I think I needed a break from posting all of these reviews and stuff. Or at least, I needed to have a break of just seeing all of those blog tour posts. I love them, but then I think about all the books that I still haven’t reviewed and I get all cringe about it.
So anyway. Back to the point I was supposed to try and make!
If you’re wondering what point I was trying to make, you’re right in that I didn’t even say anything in the first place! I’m pretty scatterbrained… something that I seriously need to get checked on but I keep putting it off. But that’s another conversation for another day.
Anyway, I was thinking about all of the things that I’ve been wanting to do in the book community. How a lot of those things have been shut down because of how I feel in this community now. I honestly don’t think that I’ve truly felt welcome back into this world since everything with HOV and just how quick people were to condemn me as a person. Clearly it’s still affecting me because those initial feelings of being at home in a place where I’m surrounded by people that loved books as much as I did are gone. I don’t feel comfortable being myself anymore. I don’t feel comfortable even being on Twitter anymore, to the point that I really don’t have a presence on there. I barely talk about anything I want to talk about on Instagram either, even though I feel like people on Instagram are nicer?
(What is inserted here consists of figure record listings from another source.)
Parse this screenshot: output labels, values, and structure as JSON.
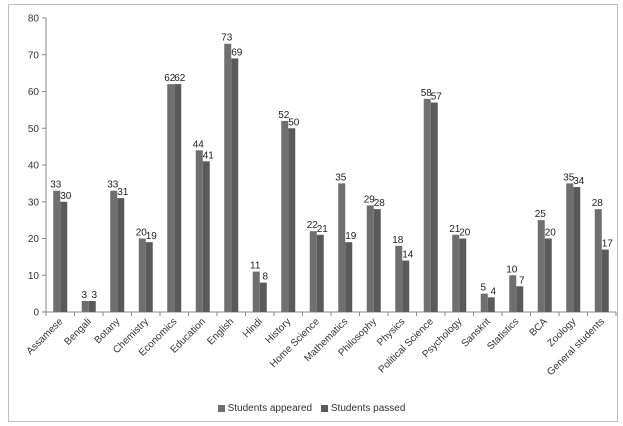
{
  "chart_data": {
    "type": "bar",
    "categories": [
      "Assamese",
      "Bengali",
      "Botany",
      "Chemistry",
      "Economics",
      "Education",
      "English",
      "Hindi",
      "History",
      "Home Science",
      "Mathematics",
      "Philosophy",
      "Physics",
      "Political Science",
      "Psychology",
      "Sanskrit",
      "Statistics",
      "BCA",
      "Zoology",
      "General students"
    ],
    "series": [
      {
        "name": "Students appeared",
        "values": [
          33,
          3,
          33,
          20,
          62,
          44,
          73,
          11,
          52,
          22,
          35,
          29,
          18,
          58,
          21,
          5,
          10,
          25,
          35,
          28
        ],
        "color": "#6f6f6f"
      },
      {
        "name": "Students passed",
        "values": [
          30,
          3,
          31,
          19,
          62,
          41,
          69,
          8,
          50,
          21,
          19,
          28,
          14,
          57,
          20,
          4,
          7,
          20,
          34,
          17
        ],
        "color": "#5a5a5a"
      }
    ],
    "ylim": [
      0,
      80
    ],
    "yticks": [
      0,
      10,
      20,
      30,
      40,
      50,
      60,
      70,
      80
    ],
    "grid": false,
    "legend_position": "bottom",
    "xlabel": "",
    "ylabel": "",
    "title": ""
  }
}
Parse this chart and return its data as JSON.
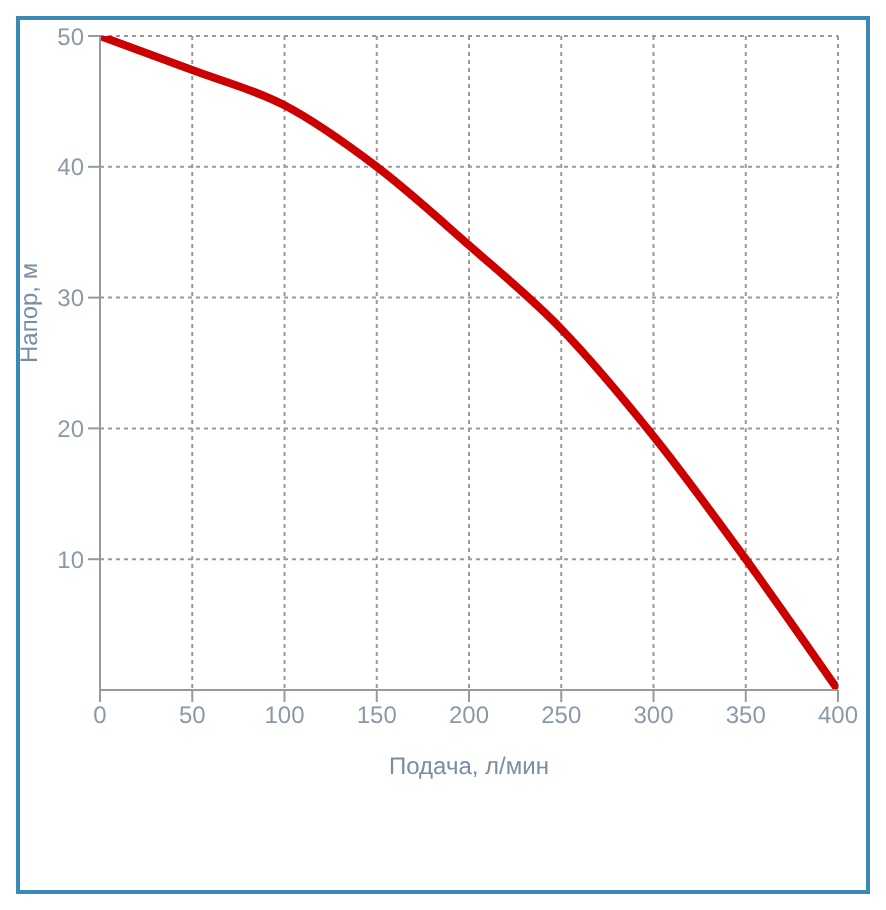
{
  "chart_data": {
    "type": "line",
    "xlabel": "Подача, л/мин",
    "ylabel": "Напор, м",
    "x": [
      0,
      50,
      100,
      150,
      200,
      250,
      300,
      350,
      400
    ],
    "series": [
      {
        "color": "#cc0000",
        "values": [
          50,
          47.4,
          44.7,
          40,
          34,
          27.6,
          19.4,
          10,
          0
        ]
      }
    ],
    "xlim": [
      0,
      400
    ],
    "xticks": [
      0,
      50,
      100,
      150,
      200,
      250,
      300,
      350,
      400
    ],
    "ylim": [
      0,
      50
    ],
    "yticks": [
      10,
      20,
      30,
      40,
      50
    ],
    "grid": true,
    "marker": "none",
    "line_style": "solid"
  }
}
It’s weird because the people that seem nice on Instagram can be so cruel on Twitter and that’s just something I don’t understand.
It’s gotten to the point that I can’t even bring myself to actually move forward with my dream organization because I’m just so afraid that people will shun it immediately because it’s attached to me. It’s part of why I’ve been so silent about it for so long because I don’t want it to be at a disadvantage solely because I created it. Well, would have created it.
What does all of that have to do with “going back to old projects”, anyway?
Well, I want to be able to find away to reset myself in this world. To somehow let go of all of the hurt and pain that I’ve felt being here, all of the guilt that people made me feel for feeling the way I do and having the gall to tell me that I don’t have the right to feel the way I do because I’m “making fun of someone else” who is feeling the same way. What even is that?
Long story short, and since there’s so much I want to say on here but out of fear of having a repeat of everything that happened last year, I won’t say what I really want to say except that I’ll eventually get back to these dreams that I wanted to do. I’m sure that I won’t even talk about them publicly because of my fears above. But one day they will happen, and no matter what anyone else has to say about it, about me, I will be proud of my accomplishments. It’s about time for me to find my passion in what I love again, and it’s time for me to finally release the words of people who truly don’t and shouldn’t have any power over me, my self-esteem, and my self-worth.
Did that help to let out my hurt? A little, but not completely. Will I get better? Eventually.